Others may simply reduce the scope of their releases or back away from new releases altogether.

Retailers, already hurting with gamers shifting to digital storefronts, may take an even bigger hit as consumers either play from existing collections (many players have piles of still-unplayed games they refer to as their “shelves of shame”) or they simply shop online.

“In a few months, US companies will lose a lot of money and/or go out of business,” Stegmaier wrote. “And US citizens will suffer from extreme inflation.”

The Workarounds

Some publishers may route their goods through non-U.S. distributors, and European companies are less affected (sales there are roughly one-tenth of the U.S. market), but that isn’t a real solution for U.S. companies. As Stegmaier pointed out, the vast majority of his company’s sales are from U.S. customers. The revenue hit will still be painful.

Nor is this a problem with any easy backstop. For games in development or the early stages of production, there is the possibility to rejigger a budget to account for the change. For games that have already been manufactured and are now on a ship or container from China to the U.S., no amount of problem-solving will reduce the tariff.

“The games are printed.

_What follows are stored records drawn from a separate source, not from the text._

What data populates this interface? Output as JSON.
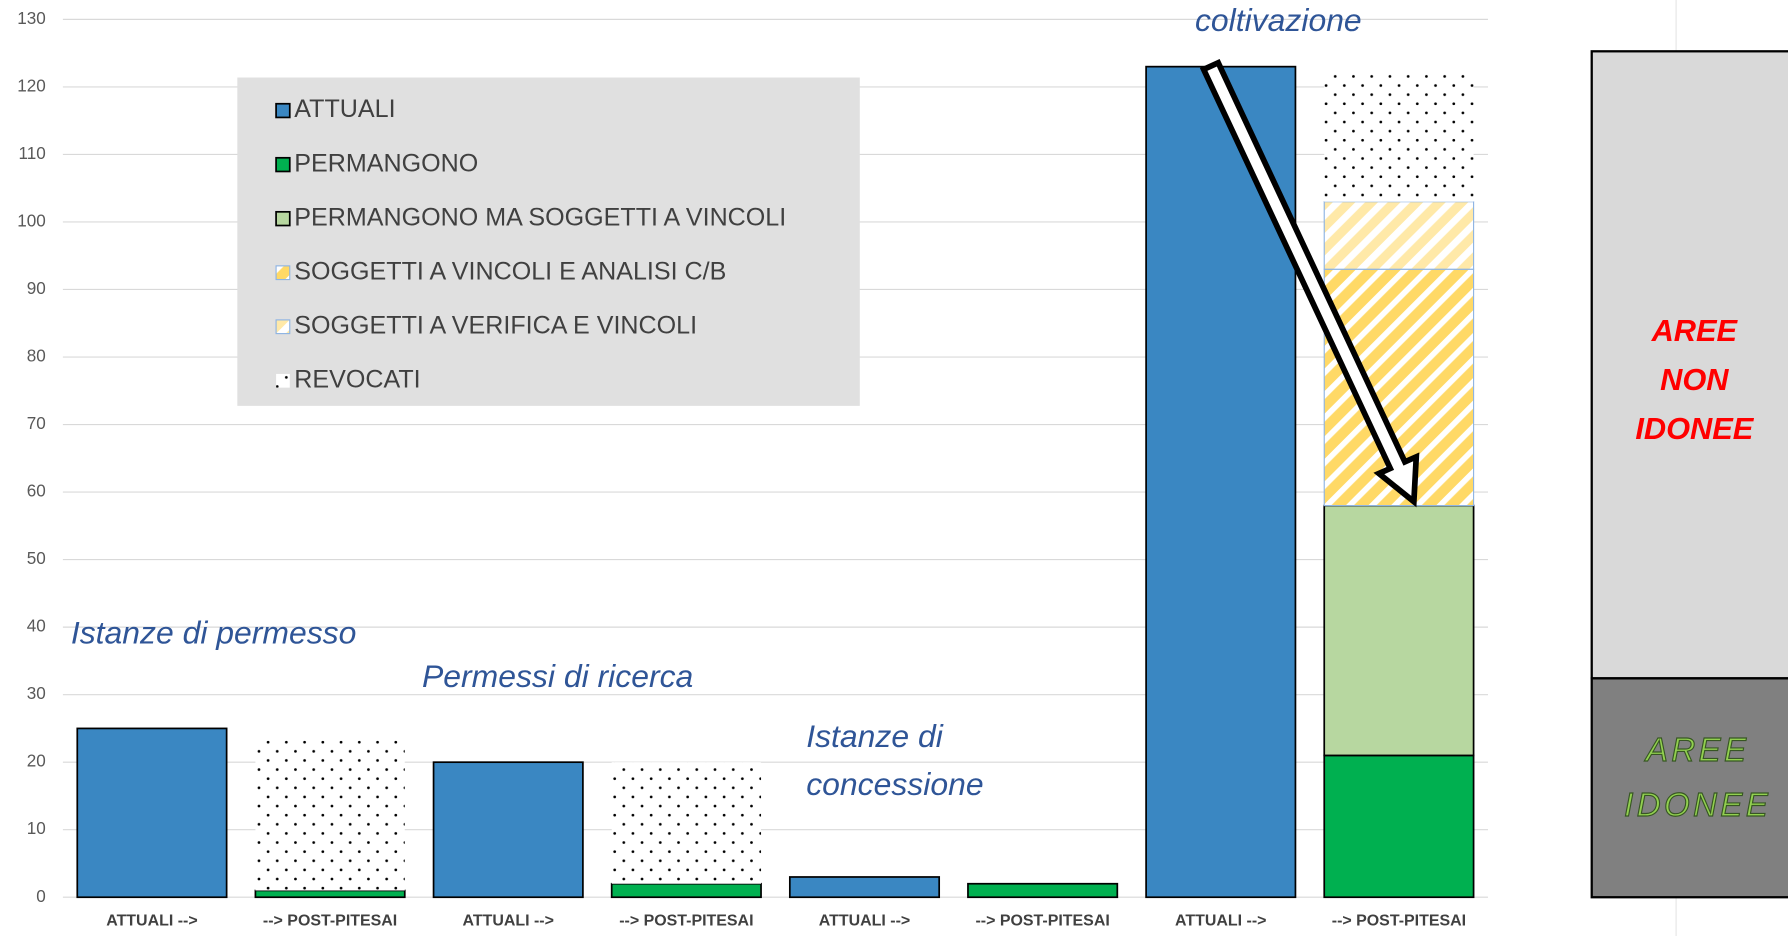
{
  "chart_data": {
    "type": "stacked-bar",
    "categories": [
      "ATTUALI  -->",
      "--> POST-PITESAI",
      "ATTUALI  -->",
      "--> POST-PITESAI",
      "ATTUALI  -->",
      "--> POST-PITESAI",
      "ATTUALI  -->",
      "--> POST-PITESAI"
    ],
    "series": [
      {
        "name": "ATTUALI",
        "color": "#3a87c2",
        "pattern": "solid",
        "values": [
          25,
          null,
          20,
          null,
          3,
          null,
          123,
          null
        ]
      },
      {
        "name": "PERMANGONO",
        "color": "#00b050",
        "pattern": "solid",
        "values": [
          null,
          1,
          null,
          2,
          null,
          2,
          null,
          21
        ]
      },
      {
        "name": "PERMANGONO MA SOGGETTI A VINCOLI",
        "color": "#b7d7a0",
        "pattern": "solid",
        "values": [
          null,
          null,
          null,
          null,
          null,
          null,
          null,
          37
        ]
      },
      {
        "name": "SOGGETTI A VINCOLI E ANALISI C/B",
        "color": "#ffd966",
        "pattern": "hatch",
        "values": [
          null,
          null,
          null,
          null,
          null,
          null,
          null,
          35
        ]
      },
      {
        "name": "SOGGETTI A VERIFICA E VINCOLI",
        "color": "#ffe9a8",
        "pattern": "hatch",
        "values": [
          null,
          null,
          null,
          null,
          null,
          null,
          null,
          10
        ]
      },
      {
        "name": "REVOCATI",
        "color": "#000000",
        "pattern": "dots",
        "values": [
          null,
          23,
          null,
          18,
          null,
          null,
          null,
          19
        ]
      }
    ],
    "ylim": [
      0,
      130
    ],
    "yticks": [
      0,
      10,
      20,
      30,
      40,
      50,
      60,
      70,
      80,
      90,
      100,
      110,
      120,
      130
    ],
    "grid": true,
    "legend": "top-left",
    "annotations": [
      {
        "lines": [
          "Istanze di permesso"
        ]
      },
      {
        "lines": [
          "Permessi di ricerca"
        ]
      },
      {
        "lines": [
          "Istanze di",
          "concessione"
        ]
      },
      {
        "lines": [
          "coltivazione"
        ]
      }
    ]
  },
  "side_panel": {
    "top": {
      "lines": [
        "AREE",
        "NON",
        "IDONEE"
      ]
    },
    "bottom": {
      "lines": [
        "AREE",
        "IDONEE"
      ]
    }
  }
}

They’ve already left the factory,” Chris Solis, who runs a California-based studio, Solis Game Studio, told The Guardian. “I have 8,000 games leaving a factory in China this week and now need to scramble to cover the import bill.”

Board Games in Distress

The GAMA (Game Manufacturers Association), which advocates for board game publishers, has already been in contact with the White House and others in Washington, as well as some of the largest companies in gaming, to discuss the effects of the tariffs.

That effort has not seen much success as of yet.

It’s hard to imagine that an industry that has worked so hard to be joyful, inventive, and inclusive will emerge from this entirely unscathed. The board game industry is currently staring down one of the biggest threats in its modern history.